At that time I had pursued other fields, primarily in education in the field of mathematics, which I loved.  I loved being connected to people and inspiring young adults and supporting them.  I would weave creativity into lessons and problem solving techniques, but I realized eventually that I was ignoring a very large part of myself.  And so I felt like I didn’t have an option. If I continued to ignore myself, I would become sick again.


So, I committed to my career as an artist.  I poured every ounce of my being and my resources into this.  And became invigorated, fed, and I couldn’t stop.  I made massive art, huge pieces that enveloped spaces, transforming people and their experiences.  I felt no boundaries, nothing could stop me.  And it felt so GOOD!  

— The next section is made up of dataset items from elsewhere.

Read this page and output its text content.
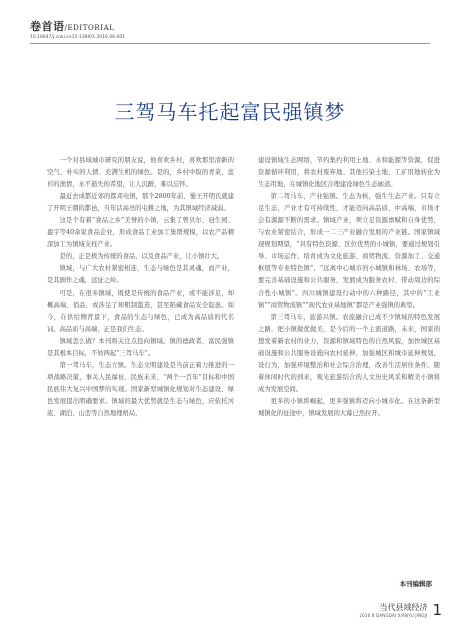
卷首语/EDITORIAL
10.16647/j.cnki.cn15-1369/X.2016.08.001
三驾马车托起富民强镇梦

一个对县域城市研究的朋友说，他喜欢乡村，喜欢那里清新的空气、朴实的人情、充满生机的绿色。是的，乡村中取的青菜、蓝衫的渔情，永不逝失的希望，让人沉醉，难以忘怀。

最近去成都近郊的都邓电镇，那个2800年前、蜀王开明氏就建了开明王朝的都邑，当年话高亮的屯耕之地，为其镇域经济减弱。

这是个有着“食品之乡”美誉的小镇，云集了曾贝尔、冠生园、盈宇等40余家食品企业，形成食品工业加工集群规模，以农产品精深加工为镇域支柱产业。

是的，正是极为传统的食品，以及食品产业，让小镇壮大。

镇域，与广大农村紧密相连，生态与绿色是其灵魂，而产业，是其剧作之魂，远征之岭。

可是，在很多镇域，既使是传统的食品产业，或不能涉足，却概高端、俏品，或涉足了却粗制滥造，甚至陷藏食品安全隐患。如今，在供给侧背景下，食品的生态与绿色，已成为高品质的代名词。高品质与高端，正是我们生态。

镇域怎么做？本刊将关注点投向镇域。镇的德政者，富民强镇是其根本目标，不妨两起“三驾马车”。

第一驾马车，生态立镇。生态文明建设是当前正着力推进的一项战略决策，事关人民福祉、民族未来、“两个一百年”目标和中国民族伟大复兴中国梦的实现。国家新型城镇化规划对生态建设、绿色发展提出明确要求。镇域的最大优势就是生态与绿色，应依托河流、湖泊、山峦等自然地理格局，

建设镇域生态网络，节约集约利用土地、水和能源等资源，促进资源循环利用，将农村废弃地、其他污染土地、工矿用地转化为生态用地，在城镇化地区合理建设绿色生态廊道。

第二驾马车，产业强镇。生态为核，强生生态产业。只有立足生态，产业才有可持续性，才能迈向高品质、中高端，市场才会有源源不断的需求。镇域产业，须立足资源禀赋和自身优势，与农业紧密结合，形成一二三产业融合发展的产业链。国家镇域现规划期望，“具有特色资源、区位优势的小城镇，要通过规划引导、市场运作，培育成为文化旅游、商贸物流、资源加工、交通枢纽等专业特色镇”，“远离中心城市的小城镇和林场、农场等，要完善基础设施和公共服务，发展成为服务农村、带动周边的综合性小城镇”。四川城镇建设行动中的六种路径，其中的“工业镇”“商贸物流镇”“现代农业基地镇”都是产业强镇的典型。

第三驾马车，旅游兴镇。农旅融合已成不少镇域的特色发展之路，把小镇做优做美，是今后的一个主流道路，未来，国家的想发着新农村的业力，资源和镇域特色的自然风貌，加快城区基础设施和公共服务设施向农村延伸，加强城区和城市延伸规划，设行为，加强环境整治和社会综合治理，改善生活居住条件。随着休闲时代的到来，观光旅游结合的人文历史风采和精美小镇将成为发展空间。

更多的小镇将崛起，更多强镇将迈向小城市化。在这条新型城镇化的征途中，镇域发展的大幕已然拉开。

本刊编辑部
当代县域经济
2016.8 DANGDAI XIANYU JINGJI 1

And then, six years later I burned out. I had given all that I could.  I was maxed.  Every ounce of me was exhausted.  The thought of creating made my stomach hurt.  And I rejected it again, in the way that one might reject an old friend when they are upset, knowing that someday I would make amends.  Because I have no option but to make amends with it.  I tried very hard to plug into the system again.  And this gave me rest in a sense. And I was able to be creative in a different way and to learn, building the beautiful tasting room and documenting other people’s projects through photography and videography.  And this worked for awhile. This distracted me and entertained me in a different way.  But there was a voice that returned.  Arriving softly, and becoming louder.  And eventually, there was no denying it.  NOT making art became unbearable. 


And so here I am again.  Trying to meld my worlds.  Taking the knowledge that I have gained from stepping away and putting that back into my work.  And this time around I do not know what will come of it.  Inevitably it will be new work, a new series, a new direction.  And so I go on, with courage and with faith and with dreaming and believing, trusting in the process.

 

WHS: What is next for you and your work?


BS: I am trying to get back into a creative routine.  I am working on a few commissions and as a creative consultant on a few outside projects.  This gives me flexibility and time to allow for inspiration, which is arriving in many forms: painting, drawing, sculpture, photography, small-scale work, large-scale work and more...  My husband Bennett and I are also working on some collaborative projects with wood, photography and videography. 

 

WHS: If someone feels inspired to create, what advice would you give them?


BS: Trust yourself, give yourself space, arrive without expectation, be gentle on yourself, and get out of your own way!


It is so easy to make excuses.  I find myself doing this all the time.  I’ve thought, ‘maybe if I had a bigger studio or a specific space or an organized office or more time or a different paintbrush or another kind of paper, then I could create.’  The reality is, I often create better just using what I have, in unassuming places and beautiful unexpected work emerges. I’ve tried big, idyllic artist studios: no luck.  I’ve tried tiny spaces: super success.  Believe me, your creative space can be anywhere, the kitchen counter, the living room floor, your back yard, and you can make art with anything. 


Everything that you have done in your life, up to this point, will contribute to what you create.  Your jobs, your experiences, your inspirations, your highs and your lows are all part of the beauty that you will bring into this world.  Enjoy it!